Circuit Breaker Pattern in Microservices
The circuit breaker pattern in microservices protects callers from dependencies that are already unlikely to respond successfully. It does not make the dependency healthier. It stops the caller from spending threads, connections, timeouts, and retry attempts on work that is probably going to fail.
That distinction matters.

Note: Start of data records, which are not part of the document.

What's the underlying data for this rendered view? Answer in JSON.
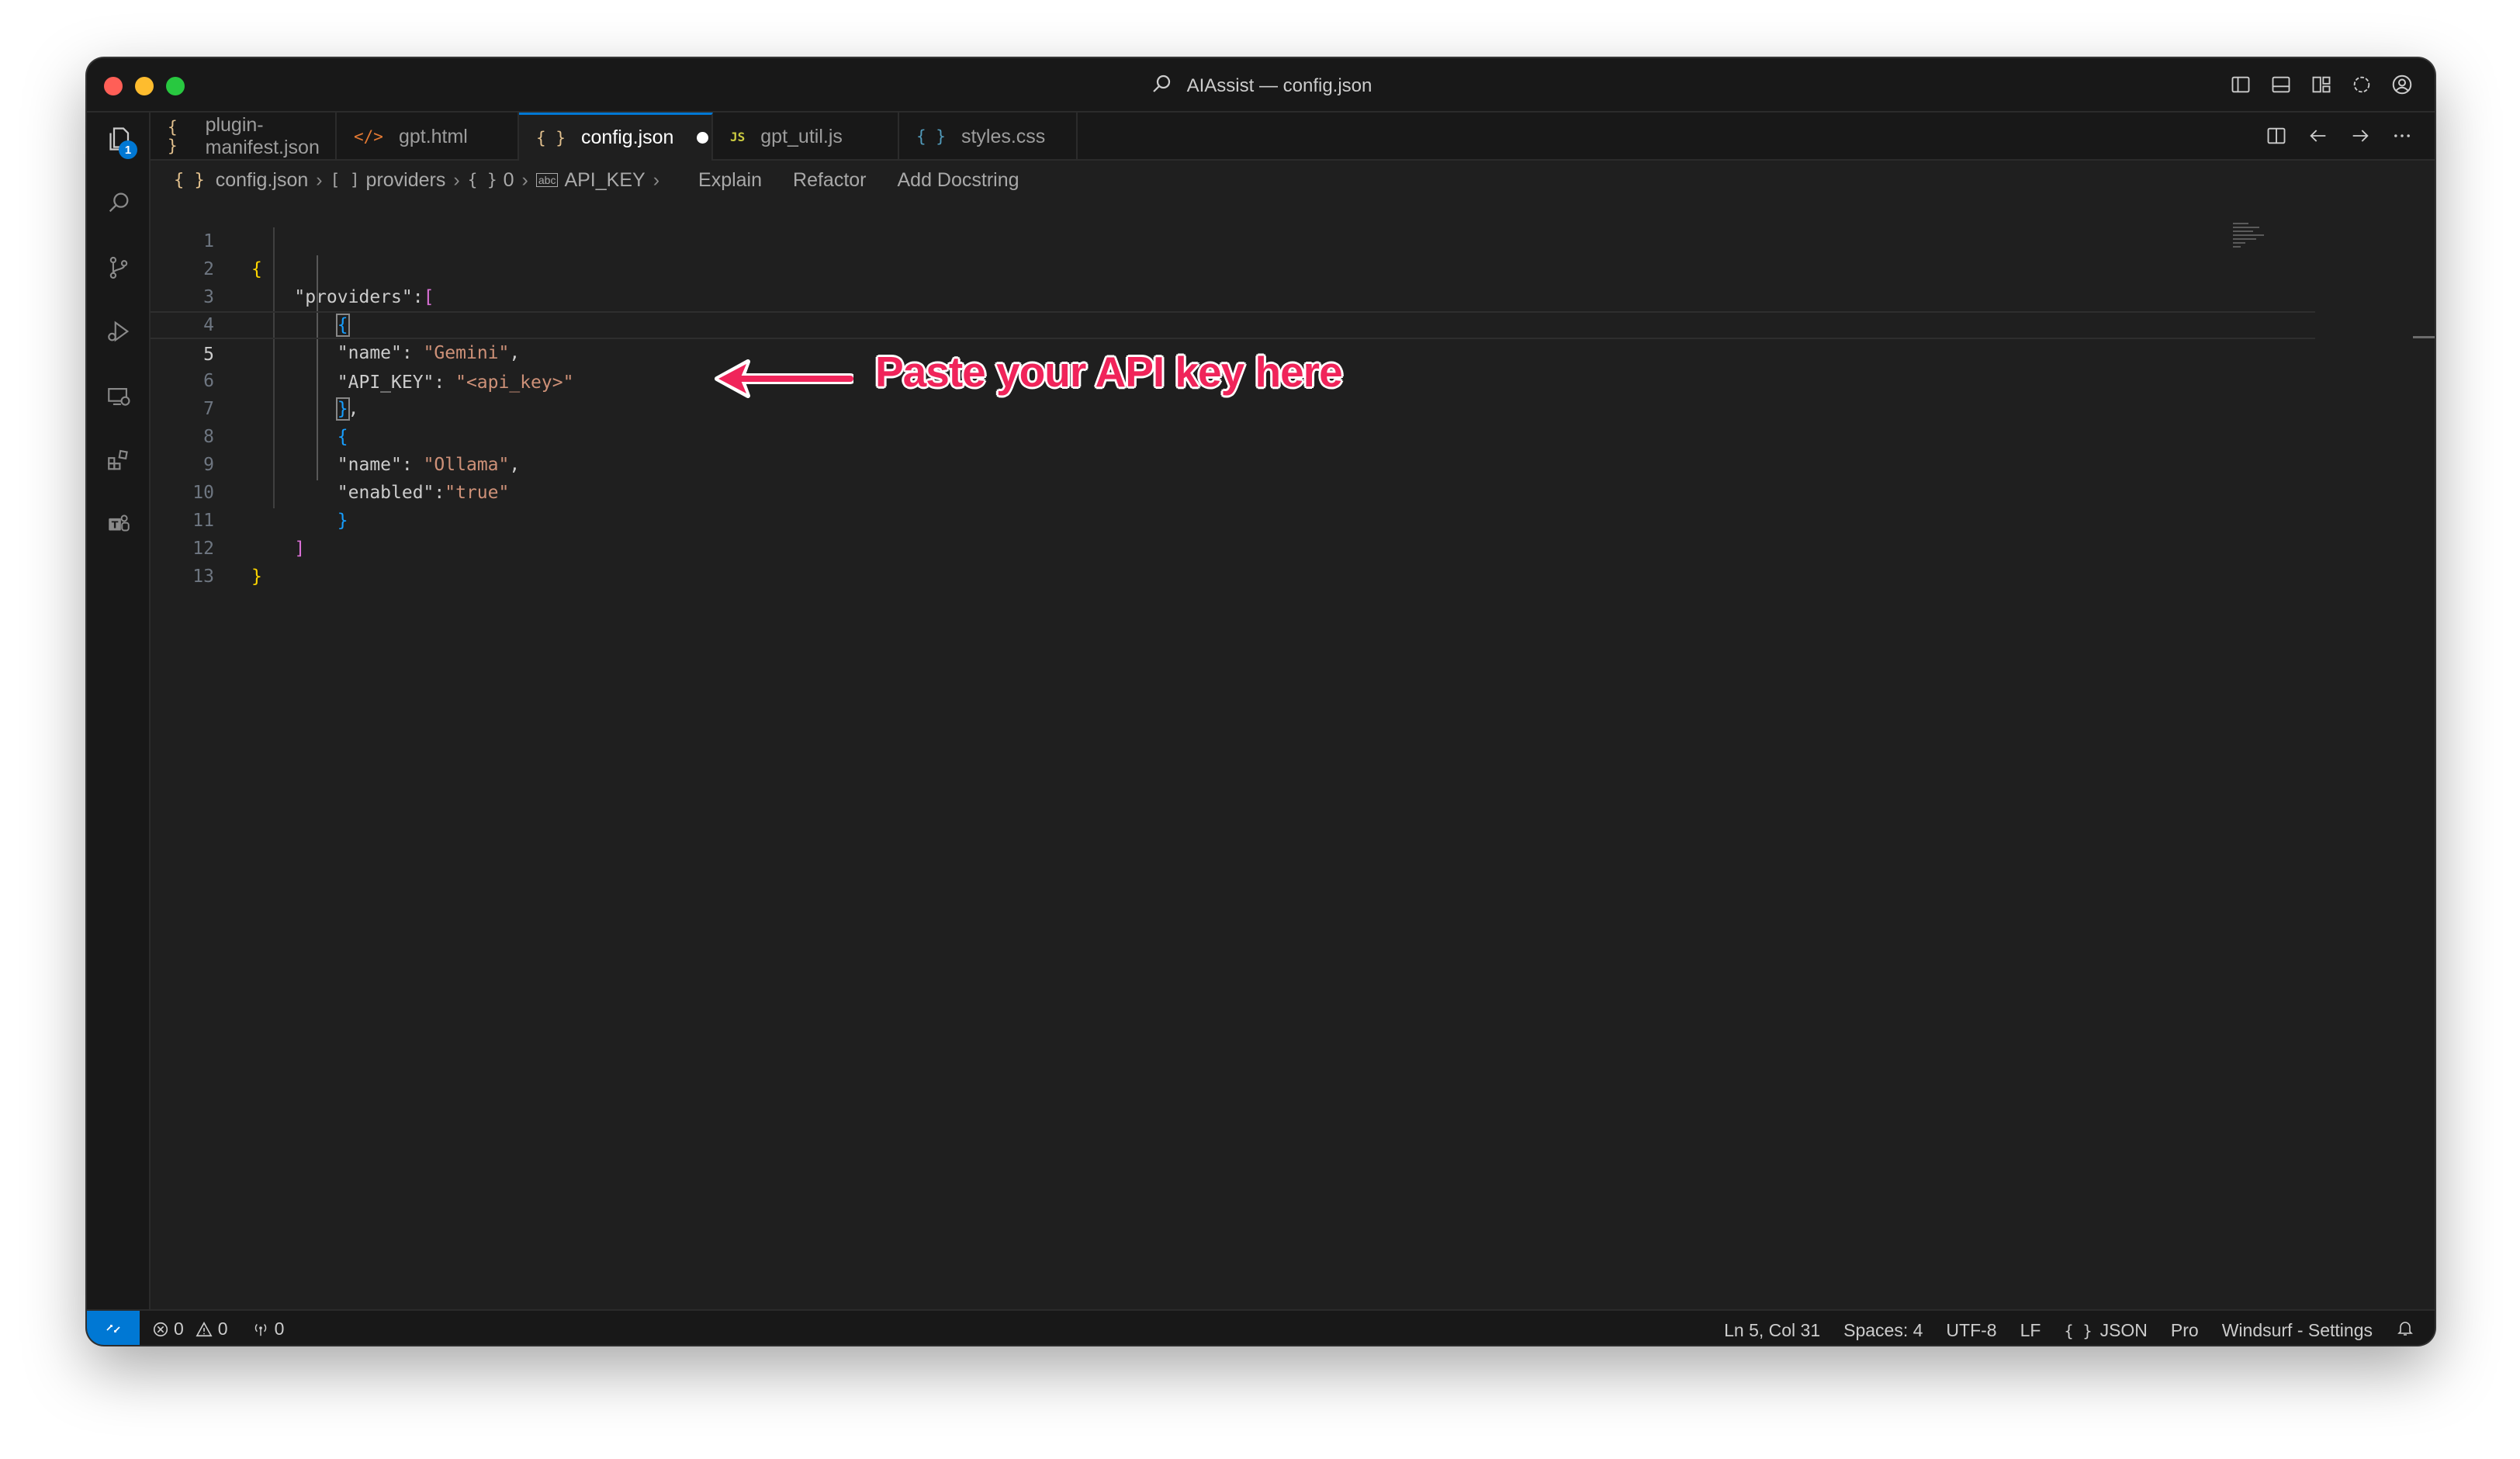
{
  "window": {
    "title": "AIAssist — config.json"
  },
  "tabs": [
    {
      "label": "plugin-manifest.json",
      "icon": "{ }",
      "icon_color": "#e2c08d"
    },
    {
      "label": "gpt.html",
      "icon": "</>",
      "icon_color": "#e37933"
    },
    {
      "label": "config.json",
      "icon": "{ }",
      "icon_color": "#e2c08d",
      "active": true,
      "modified": true
    },
    {
      "label": "gpt_util.js",
      "icon": "JS",
      "icon_color": "#cbcb41"
    },
    {
      "label": "styles.css",
      "icon": "{ }",
      "icon_color": "#519aba"
    }
  ],
  "breadcrumb": {
    "file_icon": "{ }",
    "file": "config.json",
    "providers_icon": "[ ]",
    "providers": "providers",
    "index_icon": "{ }",
    "index": "0",
    "key_icon": "abc",
    "key": "API_KEY",
    "actions": [
      "Explain",
      "Refactor",
      "Add Docstring"
    ]
  },
  "activity": {
    "explorer_badge": "1"
  },
  "code": {
    "current_line": 5,
    "line_numbers": [
      "1",
      "2",
      "3",
      "4",
      "5",
      "6",
      "7",
      "8",
      "9",
      "10",
      "11",
      "12",
      "13"
    ],
    "l2_key": "\"providers\"",
    "l4_key": "\"name\"",
    "l4_val": "\"Gemini\"",
    "l5_key": "\"API_KEY\"",
    "l5_val": "\"<api_key>\"",
    "l8_key": "\"name\"",
    "l8_val": "\"Ollama\"",
    "l9_key": "\"enabled\"",
    "l9_val": "\"true\""
  },
  "annotation": {
    "text": "Paste your API key here",
    "color": "#f0245a"
  },
  "statusbar": {
    "errors": "0",
    "warnings": "0",
    "ports": "0",
    "position": "Ln 5, Col 31",
    "spaces": "Spaces: 4",
    "encoding": "UTF-8",
    "eol": "LF",
    "language_icon": "{ }",
    "language": "JSON",
    "plan": "Pro",
    "windsurf": "Windsurf - Settings"
  },
  "colors": {
    "accent": "#0078d4",
    "string": "#ce9178",
    "bracket_level1": "#ffd700",
    "bracket_level2": "#da70d6",
    "bracket_level3": "#179fff"
  }
}
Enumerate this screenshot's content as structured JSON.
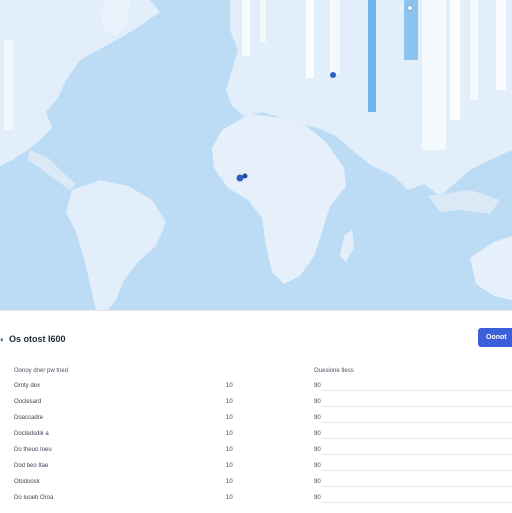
{
  "map": {
    "ocean_color": "#bcdcf6",
    "land_color": "#e2eefa",
    "marker_color": "#2f5fbf",
    "marker_icon": "map-pin-icon"
  },
  "panel": {
    "title": "Os otost I600",
    "title_icon": "globe-icon",
    "action_button": "Oonot"
  },
  "table": {
    "columns": [
      "Oonoy dner pw tned",
      "Ouesione tless"
    ],
    "rows": [
      {
        "name": "Ornty dex",
        "v1": "10",
        "v2": "90"
      },
      {
        "name": "Ooclesard",
        "v1": "10",
        "v2": "90"
      },
      {
        "name": "Doaccadre",
        "v1": "10",
        "v2": "90"
      },
      {
        "name": "Doctedsdik a",
        "v1": "10",
        "v2": "90"
      },
      {
        "name": "Do theuo Ioeu",
        "v1": "10",
        "v2": "90"
      },
      {
        "name": "Dod beo Itae",
        "v1": "10",
        "v2": "90"
      },
      {
        "name": "Otodoosk",
        "v1": "10",
        "v2": "90"
      },
      {
        "name": "Do Iuoeb Oroa",
        "v1": "10",
        "v2": "90"
      }
    ]
  },
  "accent_color": "#3a5fd8"
}
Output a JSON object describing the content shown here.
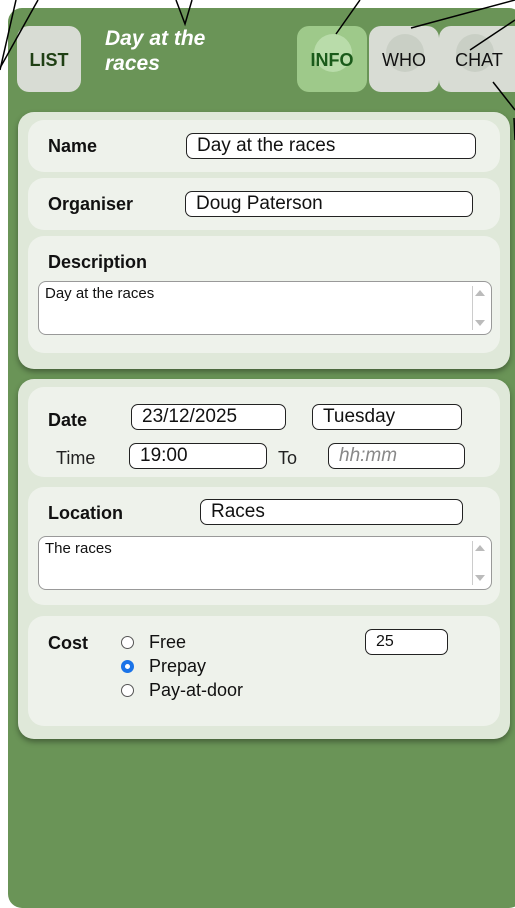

A circuit breaker is not a generic "resilience switch." It is a stateful decision at a dependency boundary: should this caller attempt the remote operation right now, or should it fail fast, use a fallback, or defer the work until recovery is more likely?
For the broader reliability cluster around timeouts, retries, admission control, queues, and outbox recovery, see the Backend Reliability hub.
The Failure Circuit Breakers Are Meant To Stop
Consider a checkout API that calls a pricing service on every request.
The pricing service starts responding slowly after a deployment. It still returns some successful responses, so the caller does not see a clean outage. Instead, p95 latency rises from 120 ms to 2.5 seconds, timeouts begin, and checkout workers spend more time waiting for pricing than doing useful work.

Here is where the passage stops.